Dark hair falling over his forehead like a comma, his eyes wide and almost wild, the bearded Count said, “What’s going on here? Who’s in charge?”
None of the black cops answered, so I told him.
“Colonel Lindop,” I said. I wasn’t tailing him anymore. No need to keep a low profile….
“Harold,” de Marigny blurted at Christie, “what the hell is this dirty business? John Anderson stopped me outside his bank and said Sir Harry’s been killed!”
Christie nodded numbly, then pointed to the living room and said, “I have a long-distance call to make.”
Then he walked into the l
iving room, with de Marigny-casually dressed, blue shirt, tan slacks, no socks-tagging along.

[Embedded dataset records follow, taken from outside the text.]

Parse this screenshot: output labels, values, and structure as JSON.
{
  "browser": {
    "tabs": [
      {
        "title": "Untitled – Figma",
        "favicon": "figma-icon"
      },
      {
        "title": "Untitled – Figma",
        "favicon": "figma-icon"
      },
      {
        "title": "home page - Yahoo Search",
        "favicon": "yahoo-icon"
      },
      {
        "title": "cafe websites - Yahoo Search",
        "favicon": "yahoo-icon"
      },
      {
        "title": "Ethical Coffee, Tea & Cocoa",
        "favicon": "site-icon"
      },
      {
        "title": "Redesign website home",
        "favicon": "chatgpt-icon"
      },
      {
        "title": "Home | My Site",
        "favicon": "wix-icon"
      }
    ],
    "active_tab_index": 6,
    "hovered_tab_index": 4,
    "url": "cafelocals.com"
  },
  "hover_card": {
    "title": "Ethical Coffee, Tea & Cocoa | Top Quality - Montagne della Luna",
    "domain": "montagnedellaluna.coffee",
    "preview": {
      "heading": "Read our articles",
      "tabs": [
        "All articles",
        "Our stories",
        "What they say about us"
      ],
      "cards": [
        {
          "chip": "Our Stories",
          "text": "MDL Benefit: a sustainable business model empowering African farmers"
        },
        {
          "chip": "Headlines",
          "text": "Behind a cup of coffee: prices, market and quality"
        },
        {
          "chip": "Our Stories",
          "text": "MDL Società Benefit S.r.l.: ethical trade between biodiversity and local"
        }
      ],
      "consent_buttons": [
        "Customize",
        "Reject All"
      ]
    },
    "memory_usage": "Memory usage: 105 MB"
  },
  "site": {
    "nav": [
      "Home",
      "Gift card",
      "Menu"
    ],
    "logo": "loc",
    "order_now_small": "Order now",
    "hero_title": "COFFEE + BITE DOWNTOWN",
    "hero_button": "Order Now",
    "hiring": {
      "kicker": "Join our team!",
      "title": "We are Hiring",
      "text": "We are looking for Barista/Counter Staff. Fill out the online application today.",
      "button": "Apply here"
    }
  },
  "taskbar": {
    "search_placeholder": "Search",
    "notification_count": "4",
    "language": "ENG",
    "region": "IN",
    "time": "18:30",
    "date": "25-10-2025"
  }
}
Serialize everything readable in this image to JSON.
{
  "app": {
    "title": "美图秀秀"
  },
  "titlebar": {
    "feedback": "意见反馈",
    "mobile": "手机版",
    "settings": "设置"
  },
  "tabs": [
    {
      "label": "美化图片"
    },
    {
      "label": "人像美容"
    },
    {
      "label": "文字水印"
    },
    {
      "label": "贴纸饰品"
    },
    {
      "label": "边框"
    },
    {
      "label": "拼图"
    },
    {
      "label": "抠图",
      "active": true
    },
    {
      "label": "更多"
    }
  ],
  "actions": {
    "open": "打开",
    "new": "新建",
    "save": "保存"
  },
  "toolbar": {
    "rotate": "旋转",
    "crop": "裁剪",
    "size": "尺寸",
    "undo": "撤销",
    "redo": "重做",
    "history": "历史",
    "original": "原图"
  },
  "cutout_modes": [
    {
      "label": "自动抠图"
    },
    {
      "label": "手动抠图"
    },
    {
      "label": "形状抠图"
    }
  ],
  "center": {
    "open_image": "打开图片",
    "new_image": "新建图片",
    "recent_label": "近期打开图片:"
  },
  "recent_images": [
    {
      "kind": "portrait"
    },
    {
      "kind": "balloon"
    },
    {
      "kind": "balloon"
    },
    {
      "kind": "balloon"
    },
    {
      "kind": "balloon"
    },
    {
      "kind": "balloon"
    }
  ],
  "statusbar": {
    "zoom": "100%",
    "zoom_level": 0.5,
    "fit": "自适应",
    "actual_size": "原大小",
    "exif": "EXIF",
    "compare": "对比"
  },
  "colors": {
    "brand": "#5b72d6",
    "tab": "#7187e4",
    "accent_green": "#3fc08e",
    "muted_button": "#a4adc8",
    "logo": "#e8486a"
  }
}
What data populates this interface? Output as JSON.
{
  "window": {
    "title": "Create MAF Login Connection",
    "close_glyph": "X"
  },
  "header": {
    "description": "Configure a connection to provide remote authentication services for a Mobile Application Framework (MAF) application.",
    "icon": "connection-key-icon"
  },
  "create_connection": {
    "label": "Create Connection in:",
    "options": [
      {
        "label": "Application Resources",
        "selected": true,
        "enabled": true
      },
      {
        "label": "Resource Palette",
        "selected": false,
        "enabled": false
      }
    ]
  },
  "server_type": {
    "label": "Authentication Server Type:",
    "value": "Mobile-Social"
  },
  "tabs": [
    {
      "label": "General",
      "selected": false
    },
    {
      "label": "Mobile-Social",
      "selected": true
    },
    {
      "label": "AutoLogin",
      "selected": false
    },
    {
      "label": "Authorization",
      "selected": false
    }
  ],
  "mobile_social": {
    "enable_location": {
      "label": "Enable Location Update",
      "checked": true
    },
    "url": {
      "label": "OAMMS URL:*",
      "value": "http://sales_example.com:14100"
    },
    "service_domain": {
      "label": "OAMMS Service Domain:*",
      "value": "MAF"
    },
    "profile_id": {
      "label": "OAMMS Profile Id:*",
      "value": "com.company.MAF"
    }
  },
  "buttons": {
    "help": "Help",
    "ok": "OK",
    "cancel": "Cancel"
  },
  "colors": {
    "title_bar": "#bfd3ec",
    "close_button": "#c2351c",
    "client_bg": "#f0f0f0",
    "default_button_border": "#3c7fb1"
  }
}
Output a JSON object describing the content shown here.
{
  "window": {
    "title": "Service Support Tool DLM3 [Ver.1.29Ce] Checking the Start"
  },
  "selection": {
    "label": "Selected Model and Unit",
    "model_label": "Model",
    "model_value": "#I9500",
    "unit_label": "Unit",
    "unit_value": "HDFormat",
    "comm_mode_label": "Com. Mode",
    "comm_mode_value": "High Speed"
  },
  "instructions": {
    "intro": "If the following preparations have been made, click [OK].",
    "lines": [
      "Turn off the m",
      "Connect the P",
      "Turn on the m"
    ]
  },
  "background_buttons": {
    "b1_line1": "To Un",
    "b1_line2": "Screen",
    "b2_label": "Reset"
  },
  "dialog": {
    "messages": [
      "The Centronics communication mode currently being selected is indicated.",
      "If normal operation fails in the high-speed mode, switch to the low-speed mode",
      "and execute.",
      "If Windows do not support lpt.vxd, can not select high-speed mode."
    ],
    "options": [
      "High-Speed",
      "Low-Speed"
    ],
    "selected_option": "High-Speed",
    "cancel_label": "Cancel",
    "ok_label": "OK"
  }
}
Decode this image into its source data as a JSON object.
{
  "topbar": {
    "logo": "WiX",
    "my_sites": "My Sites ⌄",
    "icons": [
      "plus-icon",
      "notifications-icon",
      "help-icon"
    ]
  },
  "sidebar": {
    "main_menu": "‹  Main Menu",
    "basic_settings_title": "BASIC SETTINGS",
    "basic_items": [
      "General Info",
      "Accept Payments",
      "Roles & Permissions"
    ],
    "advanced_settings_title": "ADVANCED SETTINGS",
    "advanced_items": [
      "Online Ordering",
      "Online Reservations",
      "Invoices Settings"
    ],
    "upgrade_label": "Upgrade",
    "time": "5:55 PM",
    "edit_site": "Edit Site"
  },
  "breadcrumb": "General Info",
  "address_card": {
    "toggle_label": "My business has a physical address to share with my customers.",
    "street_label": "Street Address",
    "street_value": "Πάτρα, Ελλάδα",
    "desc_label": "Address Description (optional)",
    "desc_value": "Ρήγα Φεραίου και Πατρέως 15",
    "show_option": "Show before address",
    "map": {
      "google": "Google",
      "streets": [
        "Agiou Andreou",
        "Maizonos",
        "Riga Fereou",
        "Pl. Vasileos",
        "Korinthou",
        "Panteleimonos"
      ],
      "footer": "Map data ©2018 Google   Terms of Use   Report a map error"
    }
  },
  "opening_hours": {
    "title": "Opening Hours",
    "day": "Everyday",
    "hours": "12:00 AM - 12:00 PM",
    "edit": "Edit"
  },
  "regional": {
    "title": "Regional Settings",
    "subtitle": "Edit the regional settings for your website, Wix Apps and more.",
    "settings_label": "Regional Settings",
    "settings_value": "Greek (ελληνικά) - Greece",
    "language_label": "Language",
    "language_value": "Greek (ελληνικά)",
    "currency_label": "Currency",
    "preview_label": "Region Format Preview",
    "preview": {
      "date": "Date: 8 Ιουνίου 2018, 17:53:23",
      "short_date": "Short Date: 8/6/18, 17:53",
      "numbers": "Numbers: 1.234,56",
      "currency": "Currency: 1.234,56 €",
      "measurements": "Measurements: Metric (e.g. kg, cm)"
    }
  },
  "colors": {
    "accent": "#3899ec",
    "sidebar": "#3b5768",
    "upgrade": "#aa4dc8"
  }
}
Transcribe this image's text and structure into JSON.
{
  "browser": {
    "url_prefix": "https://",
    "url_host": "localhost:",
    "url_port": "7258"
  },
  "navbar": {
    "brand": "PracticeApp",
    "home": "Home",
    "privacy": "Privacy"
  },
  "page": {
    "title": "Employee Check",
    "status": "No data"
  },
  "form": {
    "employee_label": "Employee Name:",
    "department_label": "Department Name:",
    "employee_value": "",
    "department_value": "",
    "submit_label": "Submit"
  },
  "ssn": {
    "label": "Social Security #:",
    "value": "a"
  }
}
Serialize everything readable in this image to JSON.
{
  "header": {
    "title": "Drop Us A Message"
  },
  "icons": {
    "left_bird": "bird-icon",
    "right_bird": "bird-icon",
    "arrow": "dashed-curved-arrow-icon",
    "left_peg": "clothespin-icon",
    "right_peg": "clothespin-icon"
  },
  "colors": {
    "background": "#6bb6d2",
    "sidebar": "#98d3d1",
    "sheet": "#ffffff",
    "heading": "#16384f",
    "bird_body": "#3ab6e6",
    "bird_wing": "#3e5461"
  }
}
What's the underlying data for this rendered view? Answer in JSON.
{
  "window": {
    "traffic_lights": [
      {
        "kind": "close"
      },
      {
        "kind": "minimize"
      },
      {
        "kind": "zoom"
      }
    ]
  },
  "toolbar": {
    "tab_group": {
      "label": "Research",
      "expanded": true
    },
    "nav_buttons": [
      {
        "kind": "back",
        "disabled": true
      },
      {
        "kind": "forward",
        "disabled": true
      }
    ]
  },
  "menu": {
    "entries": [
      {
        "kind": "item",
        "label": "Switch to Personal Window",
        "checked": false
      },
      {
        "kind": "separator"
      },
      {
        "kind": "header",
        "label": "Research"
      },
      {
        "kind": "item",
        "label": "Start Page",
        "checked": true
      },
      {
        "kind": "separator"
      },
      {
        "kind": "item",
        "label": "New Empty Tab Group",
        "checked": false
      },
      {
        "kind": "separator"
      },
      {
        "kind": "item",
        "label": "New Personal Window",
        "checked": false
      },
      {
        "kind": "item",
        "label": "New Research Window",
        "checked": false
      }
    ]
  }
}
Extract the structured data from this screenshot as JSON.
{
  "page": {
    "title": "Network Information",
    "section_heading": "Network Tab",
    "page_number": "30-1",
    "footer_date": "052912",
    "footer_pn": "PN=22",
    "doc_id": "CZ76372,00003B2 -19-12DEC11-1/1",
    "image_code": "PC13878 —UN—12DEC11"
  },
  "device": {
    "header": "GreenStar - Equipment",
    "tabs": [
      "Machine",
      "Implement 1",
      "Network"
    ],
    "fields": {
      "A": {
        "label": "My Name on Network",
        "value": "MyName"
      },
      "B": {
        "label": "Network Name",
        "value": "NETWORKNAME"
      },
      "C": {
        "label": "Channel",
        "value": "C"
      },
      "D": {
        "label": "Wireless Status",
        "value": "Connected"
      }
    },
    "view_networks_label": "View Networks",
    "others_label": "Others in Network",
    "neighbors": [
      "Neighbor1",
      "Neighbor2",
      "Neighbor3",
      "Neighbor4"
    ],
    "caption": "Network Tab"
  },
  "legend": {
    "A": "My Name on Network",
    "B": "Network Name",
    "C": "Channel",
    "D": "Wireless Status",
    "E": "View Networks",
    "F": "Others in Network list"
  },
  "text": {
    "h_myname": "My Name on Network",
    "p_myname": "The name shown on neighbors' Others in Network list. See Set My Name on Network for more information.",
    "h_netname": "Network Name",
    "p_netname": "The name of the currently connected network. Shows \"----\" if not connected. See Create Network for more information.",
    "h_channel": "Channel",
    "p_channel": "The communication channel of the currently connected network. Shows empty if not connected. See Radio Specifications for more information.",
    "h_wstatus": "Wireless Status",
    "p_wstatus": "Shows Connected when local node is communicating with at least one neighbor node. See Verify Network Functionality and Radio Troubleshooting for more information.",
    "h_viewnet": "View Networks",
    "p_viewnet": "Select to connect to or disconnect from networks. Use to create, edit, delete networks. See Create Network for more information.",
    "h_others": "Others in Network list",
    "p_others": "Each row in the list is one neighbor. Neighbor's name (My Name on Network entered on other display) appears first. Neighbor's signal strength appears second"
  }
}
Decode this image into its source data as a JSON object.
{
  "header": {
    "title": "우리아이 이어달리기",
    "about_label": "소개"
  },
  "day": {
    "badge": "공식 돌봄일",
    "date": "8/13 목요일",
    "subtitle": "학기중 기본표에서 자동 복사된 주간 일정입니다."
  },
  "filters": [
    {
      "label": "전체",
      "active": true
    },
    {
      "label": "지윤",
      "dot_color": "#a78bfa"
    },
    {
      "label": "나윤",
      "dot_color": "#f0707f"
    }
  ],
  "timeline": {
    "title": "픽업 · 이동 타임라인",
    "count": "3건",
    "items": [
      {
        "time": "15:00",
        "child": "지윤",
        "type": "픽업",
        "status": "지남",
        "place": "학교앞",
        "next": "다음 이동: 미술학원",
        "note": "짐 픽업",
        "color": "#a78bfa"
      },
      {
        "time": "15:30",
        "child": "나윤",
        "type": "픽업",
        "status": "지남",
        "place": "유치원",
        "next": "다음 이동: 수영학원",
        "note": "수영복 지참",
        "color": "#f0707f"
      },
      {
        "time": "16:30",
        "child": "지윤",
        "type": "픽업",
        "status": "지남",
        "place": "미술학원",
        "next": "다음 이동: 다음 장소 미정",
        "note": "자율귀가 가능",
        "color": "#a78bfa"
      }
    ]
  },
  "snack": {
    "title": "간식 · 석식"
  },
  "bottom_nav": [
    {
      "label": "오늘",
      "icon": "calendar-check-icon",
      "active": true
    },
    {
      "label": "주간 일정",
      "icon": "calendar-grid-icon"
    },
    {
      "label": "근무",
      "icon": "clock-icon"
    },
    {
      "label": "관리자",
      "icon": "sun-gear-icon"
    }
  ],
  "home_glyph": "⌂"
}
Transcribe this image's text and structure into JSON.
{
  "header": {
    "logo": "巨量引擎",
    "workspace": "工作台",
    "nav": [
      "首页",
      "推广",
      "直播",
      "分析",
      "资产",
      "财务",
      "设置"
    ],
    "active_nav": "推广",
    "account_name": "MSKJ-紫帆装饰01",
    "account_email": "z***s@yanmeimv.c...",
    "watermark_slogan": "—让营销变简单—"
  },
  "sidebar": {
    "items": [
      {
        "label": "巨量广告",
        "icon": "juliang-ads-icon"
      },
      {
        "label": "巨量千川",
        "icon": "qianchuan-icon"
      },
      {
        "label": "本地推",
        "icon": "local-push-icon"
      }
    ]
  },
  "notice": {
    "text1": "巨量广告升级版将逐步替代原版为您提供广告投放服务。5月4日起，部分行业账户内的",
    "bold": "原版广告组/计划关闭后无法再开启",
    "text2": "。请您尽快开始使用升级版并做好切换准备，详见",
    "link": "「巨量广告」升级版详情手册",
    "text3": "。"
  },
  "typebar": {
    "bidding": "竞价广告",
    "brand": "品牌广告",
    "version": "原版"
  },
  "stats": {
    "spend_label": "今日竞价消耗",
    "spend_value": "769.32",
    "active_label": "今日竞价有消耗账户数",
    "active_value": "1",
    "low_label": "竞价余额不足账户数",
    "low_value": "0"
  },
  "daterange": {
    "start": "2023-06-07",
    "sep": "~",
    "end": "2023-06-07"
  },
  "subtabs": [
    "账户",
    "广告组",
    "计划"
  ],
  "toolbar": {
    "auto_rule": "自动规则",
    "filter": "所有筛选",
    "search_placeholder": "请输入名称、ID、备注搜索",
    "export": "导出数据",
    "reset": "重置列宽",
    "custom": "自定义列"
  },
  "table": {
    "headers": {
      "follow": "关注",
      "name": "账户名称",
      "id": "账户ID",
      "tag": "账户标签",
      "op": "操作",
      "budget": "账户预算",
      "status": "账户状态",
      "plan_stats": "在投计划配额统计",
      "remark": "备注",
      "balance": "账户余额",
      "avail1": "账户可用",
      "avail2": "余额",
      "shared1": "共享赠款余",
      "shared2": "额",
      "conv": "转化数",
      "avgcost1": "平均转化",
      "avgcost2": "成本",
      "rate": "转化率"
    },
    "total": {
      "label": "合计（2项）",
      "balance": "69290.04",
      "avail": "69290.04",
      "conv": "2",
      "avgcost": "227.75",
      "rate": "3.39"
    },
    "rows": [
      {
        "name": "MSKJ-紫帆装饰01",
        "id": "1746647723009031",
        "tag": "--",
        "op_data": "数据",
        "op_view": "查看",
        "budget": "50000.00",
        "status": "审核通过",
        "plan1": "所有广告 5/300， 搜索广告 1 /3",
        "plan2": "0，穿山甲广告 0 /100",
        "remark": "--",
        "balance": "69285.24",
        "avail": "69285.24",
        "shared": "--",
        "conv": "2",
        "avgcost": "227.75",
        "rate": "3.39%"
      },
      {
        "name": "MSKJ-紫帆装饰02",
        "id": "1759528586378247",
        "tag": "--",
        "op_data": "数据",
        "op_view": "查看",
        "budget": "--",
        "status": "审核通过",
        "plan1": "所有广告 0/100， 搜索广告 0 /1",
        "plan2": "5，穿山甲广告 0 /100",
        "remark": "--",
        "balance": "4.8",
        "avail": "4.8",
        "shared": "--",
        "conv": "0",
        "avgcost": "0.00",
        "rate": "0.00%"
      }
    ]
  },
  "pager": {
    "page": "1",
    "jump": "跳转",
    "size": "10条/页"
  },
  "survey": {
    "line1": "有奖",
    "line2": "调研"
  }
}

I moved to the doorway, to eavesdrop on Christie’s side of the phone conversation with Lady Oakes, but couldn’t hear much. There was too much chatter in the hallway-not from the cops, but from a group of well-to-do-looking whites who were gathered down near the kitchen. Probably a mix of government officials and Oakes’ business associates.
Far too many people on hand for a crime scene. This was as bad as the fucking Lindbergh case, everybody and his damn dog tramping through the place.
I watched the silent movie of Christie speaking on the phone to Lady Oakes, de Marigny standing nearby, somewhat impatiently. Finally the Count tapped Christie on the shoulder, like a dancer cutting in.
De Marigny took the receiver.
Christie watched with obvious distaste as de Marigny spoke to his mother-in-law; he spoke louder than Christie, but his thick accent kept me from catching much of it. Obviously he was paying his condolences and asking what he could do to help.
And at least three times he asked her (and this I could hear-he was insistent) to have his wife, Nancy, get in touch with him as soon as possible.
De Marigny hung up the phone and looked at Christie, who turned his back on the Count and headed toward the hallway, and me.
“Why wasn’t I called, Harold? Why did I have to hear about this on the street?”
Christie mumbled something, brushing past me. De Marigny was on his heels.
“Count de Marigny,” Lindop said.
The Colonel was positioned in front of them like a traffic cop, as if to make them stop.
They stopped.
“I regret to inform you that Sir Harry Oakes is dead. Foul play is indicated.”
“When exactly was the body found?” de Marigny asked.
“At seven this morning.”
He scowled. “My God, man! It’s almost eleven o’clock-this is my father-in-law who’s been murdered! Why wasn’t I contacted?”
“No slight was intended. We’ve been busy. A crime has been committed.”
De Marigny’s wide lips pressed together sullenly. Then he said, “I demand to view the body!”
“No,” Lindop said, softly but flatly. “I would suggest you go home, Count. And make yourself available, should we have any questions.”